Identifying stochastic process through its autocovariance function I am unable to understand how to correctly identify time series processes through their autocovariance functions (acvf).
For example I have an acvf $$\gamma(h) = \begin{cases} 4-|h|, & |h|\leq4,\\ 0, &|h|>4.\end{cases} $$ Apparently this is a moving average lag 3 process (MA(3)). Any directions on how to solve this type of problem?
 A: I am not too sure about autocovariance functions of processes that might not ne zero-mean processes, but if a wide-sense stationary (a.k.a. weakly stationary) stochastic process $\{X_t\}$has autocorrelation function $E[X_tX_{t+h}]$ given by
$$E[X_tX_{t+h}] = \gamma(h) = \begin{cases} 4-|h|, & |h|\leq 4,\\ 0, &|h|>4,\end{cases} $$
then we can immediately say that the process indeed has zero mean (and so its autocorrelation function coincides with its autocovariance function). Furthermore, since
$\gamma(h) = g\star \tilde{g}\big\vert_h$ where $\tilde{g}$ is the time-reverse of $g$, that is, $\tilde{g}(t) = g(-t)$, with $g(t) = \begin{cases}1, & 0 \leq t \leq  4,\\ 0 & \text{otherwise},\end{cases}$ for continuous-time processes, and $g(t) = \begin{cases}1, & t =0,1,2,3,\\ 0 & \text{otherwise},\end{cases}$ for discrete-time processes (a.k.a. time series), we can write that
$$X_t = \int_{t-4}^t W_{\tau} \,\mathrm d\tau ~~ \text{or} ~~ X_t = \sum_{\tau=0}^3 W_{t-\tau}$$
according as the process is a continuous-time process or a discrete-time process and $\{W_t\}$ is a white noise process with autocorrelation function $\delta_t$, the Dirac delta or Kronecker delta.  Thus, for a discrete-time process, the $\{W_t\}$'s are a sequence of independent zero-mean unit-variance random variables, and $X_t$ is the sum (not the average) of the current and the past three values of the noise driving the system. If we truly want the average of these values to get the moving average, we should scale $X_t$ by a factor of $\frac 14$.

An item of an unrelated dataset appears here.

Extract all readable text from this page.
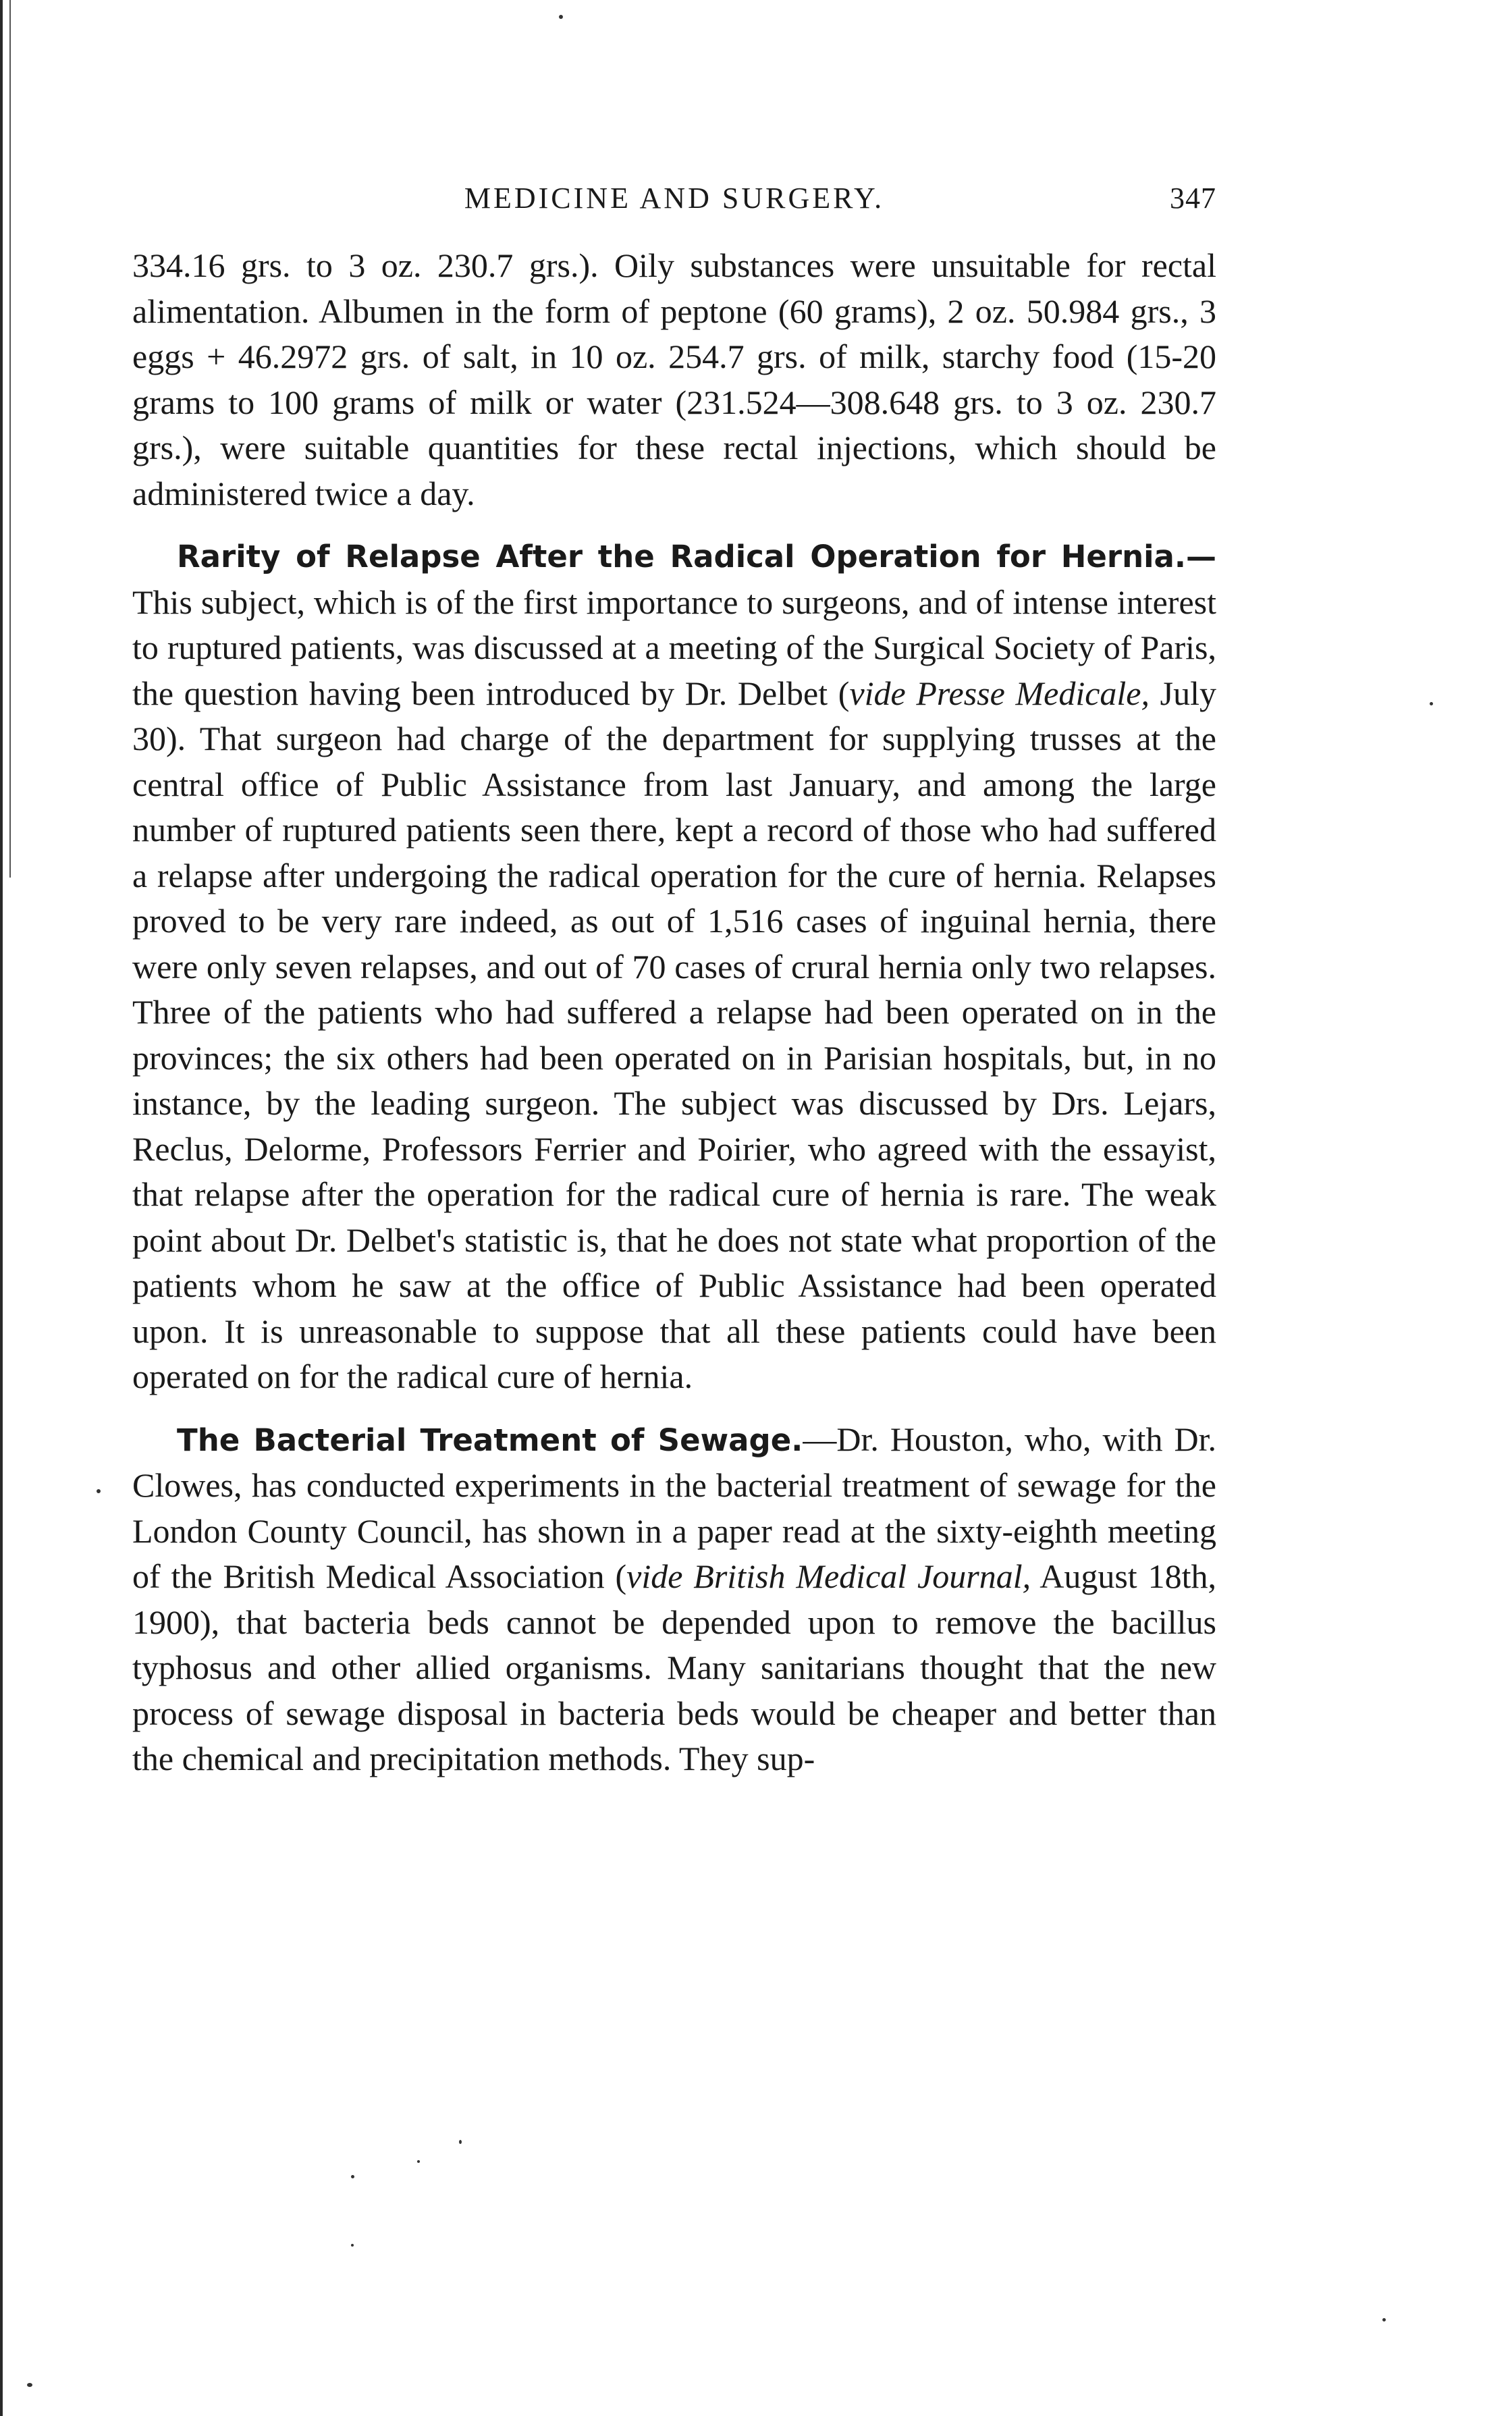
MEDICINE AND SURGERY.	347

334.16 grs. to 3 oz. 230.7 grs.). Oily substances were unsuitable for rectal alimentation. Albumen in the form of peptone (60 grams), 2 oz. 50.984 grs., 3 eggs + 46.2972 grs. of salt, in 10 oz. 254.7 grs. of milk, starchy food (15-20 grams to 100 grams of milk or water (231.524—308.648 grs. to 3 oz. 230.7 grs.), were suitable quantities for these rectal injections, which should be administered twice a day.

Rarity of Relapse After the Radical Operation for Hernia.—This subject, which is of the first importance to surgeons, and of intense interest to ruptured patients, was discussed at a meeting of the Surgical Society of Paris, the question having been introduced by Dr. Delbet (vide Presse Medicale, July 30). That surgeon had charge of the department for supplying trusses at the central office of Public Assistance from last January, and among the large number of ruptured patients seen there, kept a record of those who had suffered a relapse after undergoing the radical operation for the cure of hernia. Relapses proved to be very rare indeed, as out of 1,516 cases of inguinal hernia, there were only seven relapses, and out of 70 cases of crural hernia only two relapses. Three of the patients who had suffered a relapse had been operated on in the provinces; the six others had been operated on in Parisian hospitals, but, in no instance, by the leading surgeon. The subject was discussed by Drs. Lejars, Reclus, Delorme, Professors Ferrier and Poirier, who agreed with the essayist, that relapse after the operation for the radical cure of hernia is rare. The weak point about Dr. Delbet's statistic is, that he does not state what proportion of the patients whom he saw at the office of Public Assistance had been operated upon. It is unreasonable to suppose that all these patients could have been operated on for the radical cure of hernia.

The Bacterial Treatment of Sewage.—Dr. Houston, who, with Dr. Clowes, has conducted experiments in the bacterial treatment of sewage for the London County Council, has shown in a paper read at the sixty-eighth meeting of the British Medical Association (vide British Medical Journal, August 18th, 1900), that bacteria beds cannot be depended upon to remove the bacillus typhosus and other allied organisms. Many sanitarians thought that the new process of sewage disposal in bacteria beds would be cheaper and better than the chemical and precipitation methods. They sup-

Don't believe a word of all this?
With $X_t = W_t + W_{t-1}+ W_{t-2} + W_{t-3}$, we have that
\begin{align}
\gamma(0) &= E[X_tX_t]\\ 
&= E[(W_t + W_{t-1}+ W_{t-2} + W_{t-3})(W_t + W_{t-1}+ W_{t-2} + W_{t-3})]\\
&= E[W_t^2 + W_{t-1}^2+ W_{t-2}^2 + W_{t-3}^2]\\
&= 4,\\
\gamma(1) &= E[X_tX_{t+1}]\\ 
&= E[(W_t + W_{t-1}+ W_{t-2} + W_{t-3})(W_{t+1} + W_{t}+ W_{t-1} + W_{t-2})]\\
&= E[W_t^2 + W_{t-1}^2+ W_{t-2}^2]\\
&= 3\\
\gamma(2) &= E[X_tX_{t+2}]\\ 
&= E[(W_t + W_{t-1}+ W_{t-2} + W_{t-3})(W_{t+2} + W_{t+1}+ W_{t} + W_{t-1})]\\
&= E[W_t^2 + W_{t-1}^2]\\
&= 2\\
\gamma(3) &= E[X_tX_{t+3}]\\ 
&= E[(W_t + W_{t-1}+ W_{t-2} + W_{t-3})(W_{t+3} + W_{t+2}+ W_{t+1} + W_{t}]\\
&= E[W_t^2 ]\\
&= 1\\
\gamma(4) &= E[X_tX_{t+4}]\\ 
&= E[(W_t + W_{t-1}+ W_{t-2} + W_{t-3})(W_{t+4} + W_{t+3}+ W_{t+2} + W_{t+1}]\\
&= 0\\
\end{align} exactly as it should be.